Promising Young Woman [Film]
Titre : Promising young woman
Réalisatrice : Emerald Fennell
Acteurs/Actrices : Carey Mulligan ; Bo Burnham ; Alison Brie ; Chris Lowell
Date de sortie française : 2021 (mai)
Synopsis : Tout le monde s’entendait pour dire que Cassie était une jeune femme pleine d’avenir…jusqu’à ce qu’un évènement inattendu ne vienne tout bouleverser. Mais rien dans la vie de Cassie n’est en fait conforme aux apparences : elle est aussi intelligente que rusée, séduisante que calculatrice et mène une double vie dès la nuit tombée. Au cours de cette aventure passionnante, une rencontre inattendue va donner l’opportunité à Cassie de racheter les erreurs de son passé.

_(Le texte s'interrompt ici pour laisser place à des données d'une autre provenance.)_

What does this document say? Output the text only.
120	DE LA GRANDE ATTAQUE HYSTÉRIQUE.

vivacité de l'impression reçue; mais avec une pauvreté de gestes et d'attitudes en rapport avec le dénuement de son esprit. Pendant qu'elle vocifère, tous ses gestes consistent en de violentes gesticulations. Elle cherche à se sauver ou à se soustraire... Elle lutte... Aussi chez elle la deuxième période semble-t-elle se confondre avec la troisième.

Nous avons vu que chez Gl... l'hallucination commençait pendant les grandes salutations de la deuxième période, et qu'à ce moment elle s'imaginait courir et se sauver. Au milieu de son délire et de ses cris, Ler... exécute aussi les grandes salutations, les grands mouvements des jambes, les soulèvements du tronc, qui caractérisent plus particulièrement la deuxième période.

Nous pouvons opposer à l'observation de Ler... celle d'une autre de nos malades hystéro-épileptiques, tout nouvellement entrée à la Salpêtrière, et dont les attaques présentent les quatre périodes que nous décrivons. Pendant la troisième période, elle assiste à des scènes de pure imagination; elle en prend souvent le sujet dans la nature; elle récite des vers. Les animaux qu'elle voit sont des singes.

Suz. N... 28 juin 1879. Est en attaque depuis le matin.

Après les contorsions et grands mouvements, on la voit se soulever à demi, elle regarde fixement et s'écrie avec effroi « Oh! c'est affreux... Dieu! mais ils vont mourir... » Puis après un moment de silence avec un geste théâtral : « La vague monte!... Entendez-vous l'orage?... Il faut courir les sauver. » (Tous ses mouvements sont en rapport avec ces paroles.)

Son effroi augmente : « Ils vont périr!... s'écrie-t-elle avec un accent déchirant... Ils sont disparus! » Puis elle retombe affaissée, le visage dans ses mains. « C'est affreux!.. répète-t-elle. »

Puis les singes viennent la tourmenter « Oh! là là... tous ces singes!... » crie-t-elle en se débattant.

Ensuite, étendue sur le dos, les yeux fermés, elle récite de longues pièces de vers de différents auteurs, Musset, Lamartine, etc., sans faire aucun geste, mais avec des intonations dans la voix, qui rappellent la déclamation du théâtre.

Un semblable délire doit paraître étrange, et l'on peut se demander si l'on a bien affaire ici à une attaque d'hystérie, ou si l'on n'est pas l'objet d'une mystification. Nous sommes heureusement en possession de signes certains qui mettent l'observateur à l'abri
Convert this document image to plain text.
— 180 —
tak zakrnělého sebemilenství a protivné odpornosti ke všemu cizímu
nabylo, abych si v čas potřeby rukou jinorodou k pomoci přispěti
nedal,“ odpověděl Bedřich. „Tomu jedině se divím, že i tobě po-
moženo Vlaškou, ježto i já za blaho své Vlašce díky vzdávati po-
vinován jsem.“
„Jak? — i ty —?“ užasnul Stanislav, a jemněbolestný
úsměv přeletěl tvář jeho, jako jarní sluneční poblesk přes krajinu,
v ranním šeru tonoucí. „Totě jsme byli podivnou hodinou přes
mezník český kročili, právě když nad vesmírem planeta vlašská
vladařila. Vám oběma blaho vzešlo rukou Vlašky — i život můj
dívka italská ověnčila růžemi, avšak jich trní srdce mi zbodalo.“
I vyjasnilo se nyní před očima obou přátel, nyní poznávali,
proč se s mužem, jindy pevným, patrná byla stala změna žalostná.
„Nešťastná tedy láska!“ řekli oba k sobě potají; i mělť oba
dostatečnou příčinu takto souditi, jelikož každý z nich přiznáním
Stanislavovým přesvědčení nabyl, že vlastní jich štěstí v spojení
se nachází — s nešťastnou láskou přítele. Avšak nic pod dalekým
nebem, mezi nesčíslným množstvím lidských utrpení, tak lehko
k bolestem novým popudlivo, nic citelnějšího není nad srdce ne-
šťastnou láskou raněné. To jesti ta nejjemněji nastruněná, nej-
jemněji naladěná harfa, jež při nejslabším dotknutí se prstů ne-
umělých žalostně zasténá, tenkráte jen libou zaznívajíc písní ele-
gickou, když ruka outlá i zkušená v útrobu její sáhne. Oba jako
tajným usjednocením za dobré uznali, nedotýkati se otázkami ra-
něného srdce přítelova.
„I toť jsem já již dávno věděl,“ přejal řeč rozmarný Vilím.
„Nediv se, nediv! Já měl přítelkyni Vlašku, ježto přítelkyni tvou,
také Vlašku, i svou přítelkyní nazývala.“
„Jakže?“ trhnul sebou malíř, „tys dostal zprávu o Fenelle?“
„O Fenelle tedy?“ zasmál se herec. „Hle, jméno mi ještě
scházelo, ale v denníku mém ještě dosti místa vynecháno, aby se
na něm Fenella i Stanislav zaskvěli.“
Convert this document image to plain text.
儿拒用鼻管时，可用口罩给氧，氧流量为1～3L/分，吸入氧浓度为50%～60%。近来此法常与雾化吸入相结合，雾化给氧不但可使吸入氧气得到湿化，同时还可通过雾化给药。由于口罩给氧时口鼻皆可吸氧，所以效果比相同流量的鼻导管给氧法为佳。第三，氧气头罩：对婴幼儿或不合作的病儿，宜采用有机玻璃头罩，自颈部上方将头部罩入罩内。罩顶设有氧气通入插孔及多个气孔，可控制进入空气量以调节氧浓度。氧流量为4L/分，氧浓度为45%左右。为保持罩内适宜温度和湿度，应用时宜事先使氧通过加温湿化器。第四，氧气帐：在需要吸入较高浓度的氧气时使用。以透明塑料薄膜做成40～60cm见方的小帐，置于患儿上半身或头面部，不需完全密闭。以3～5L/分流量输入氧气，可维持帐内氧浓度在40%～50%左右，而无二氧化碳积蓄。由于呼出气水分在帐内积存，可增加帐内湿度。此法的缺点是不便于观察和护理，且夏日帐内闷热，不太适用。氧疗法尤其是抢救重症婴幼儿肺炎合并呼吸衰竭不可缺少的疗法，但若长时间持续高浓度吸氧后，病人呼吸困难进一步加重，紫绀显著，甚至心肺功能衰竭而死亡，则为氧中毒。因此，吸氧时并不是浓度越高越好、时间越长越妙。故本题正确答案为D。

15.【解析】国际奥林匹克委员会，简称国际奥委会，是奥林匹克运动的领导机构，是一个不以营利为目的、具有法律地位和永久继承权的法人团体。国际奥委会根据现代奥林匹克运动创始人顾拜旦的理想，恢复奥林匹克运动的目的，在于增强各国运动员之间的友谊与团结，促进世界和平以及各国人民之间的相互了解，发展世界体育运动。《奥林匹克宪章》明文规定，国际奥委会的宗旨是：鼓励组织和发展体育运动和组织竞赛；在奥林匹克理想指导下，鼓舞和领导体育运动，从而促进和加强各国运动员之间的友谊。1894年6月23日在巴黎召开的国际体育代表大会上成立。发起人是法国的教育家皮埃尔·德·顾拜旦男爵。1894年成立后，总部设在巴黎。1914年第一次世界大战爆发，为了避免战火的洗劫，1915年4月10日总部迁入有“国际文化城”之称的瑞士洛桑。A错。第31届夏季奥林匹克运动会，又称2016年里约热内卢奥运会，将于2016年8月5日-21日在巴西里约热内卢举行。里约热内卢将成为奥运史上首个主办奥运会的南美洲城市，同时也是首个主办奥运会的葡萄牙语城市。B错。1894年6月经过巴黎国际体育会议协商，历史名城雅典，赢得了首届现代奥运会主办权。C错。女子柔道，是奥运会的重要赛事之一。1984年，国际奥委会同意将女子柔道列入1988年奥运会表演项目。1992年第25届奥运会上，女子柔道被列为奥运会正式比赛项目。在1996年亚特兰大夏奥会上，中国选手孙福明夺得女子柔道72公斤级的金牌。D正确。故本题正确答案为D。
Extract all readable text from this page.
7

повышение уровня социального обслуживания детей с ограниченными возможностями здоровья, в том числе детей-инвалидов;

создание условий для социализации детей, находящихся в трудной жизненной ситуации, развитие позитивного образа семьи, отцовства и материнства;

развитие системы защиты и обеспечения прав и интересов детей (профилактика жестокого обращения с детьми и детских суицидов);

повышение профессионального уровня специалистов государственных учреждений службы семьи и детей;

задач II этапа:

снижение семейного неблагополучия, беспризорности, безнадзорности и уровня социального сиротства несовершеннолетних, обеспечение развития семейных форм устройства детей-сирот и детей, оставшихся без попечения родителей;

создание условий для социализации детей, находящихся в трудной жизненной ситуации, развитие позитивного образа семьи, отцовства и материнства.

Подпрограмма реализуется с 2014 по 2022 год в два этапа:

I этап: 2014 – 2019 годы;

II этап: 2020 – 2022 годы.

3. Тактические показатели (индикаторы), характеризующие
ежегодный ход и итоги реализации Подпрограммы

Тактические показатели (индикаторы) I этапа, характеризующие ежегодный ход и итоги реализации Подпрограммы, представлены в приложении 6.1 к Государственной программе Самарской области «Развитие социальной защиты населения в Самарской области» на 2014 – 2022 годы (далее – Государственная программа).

A l’heure de la réouverture des lieux de culture et de loisir, je me suis rendue pour la première fois depuis longtemps dans une salle obscure pour voir un film que j’attendais avec impatience depuis des mois : « Promising young woman ». Récompensé aux Oscars dans la catégorie du meilleur scénario original, le long métrage d’Emerald Fennell réunit un jeune casting relativement peu connu, à l’exception de son actrice principale, Carey Mulligan. La présence de l’actrice, que j’avais déjà adoré dans « Loin de la foule déchaînée » (adaptation du roman de Thomas Hardy) et « Les suffragettes », ainsi qu’une bande annonce intrigante avaient titillé ma curiosité, et je ne regrette absolument pas d’avoir renoué avec le cinéma par le biais de ce film. Celui-ci met en scène Cassie, une jeune femme de trente ans ayant abandonné ses études de médecine plusieurs années auparavant suite à un drame sur lequel le film lève lentement le voile mais dont on comprend très vite qu’il implique le viol de sa meilleure amie de l’époque. Depuis, Cassie semble avoir fait une croix sur son avenir : elle vit chez ses parents, n’a désormais presque aucune interaction sociale et travaille dans un café toute la journée. Ses soirées, elles, sont un peu plus mouvementées, puisque la jeune femme arpente les clubs du coin en feignant d’être complètement saoule jusqu’à ce que, inévitablement, un homme lui propose de la raccompagner.. pour finalement l’entraîner chez lui et tenter de profiter d’elle alors qu’elle est à peine consciente. Imaginez la surprise du type lorsqu’il réalise qu’elle n’est pas du tout ivre, et qu’elle est passablement en colère. Le scénario laisse penser que le film pourrait s’inscrire dans la lignée du genre « rape and revenge » (agression de l’héroïne suivi de sa vengeance, généralement sanglante), mais il est finalement difficile de lui coller une étiquette : thriller ? comédie noire ? drame ? film de société ? Le propos d’Emerald Fennell est bien plus subtile que ce que le simple résumé peut laisser penser, et c’est cette finesse qui rend le film aussi marquant.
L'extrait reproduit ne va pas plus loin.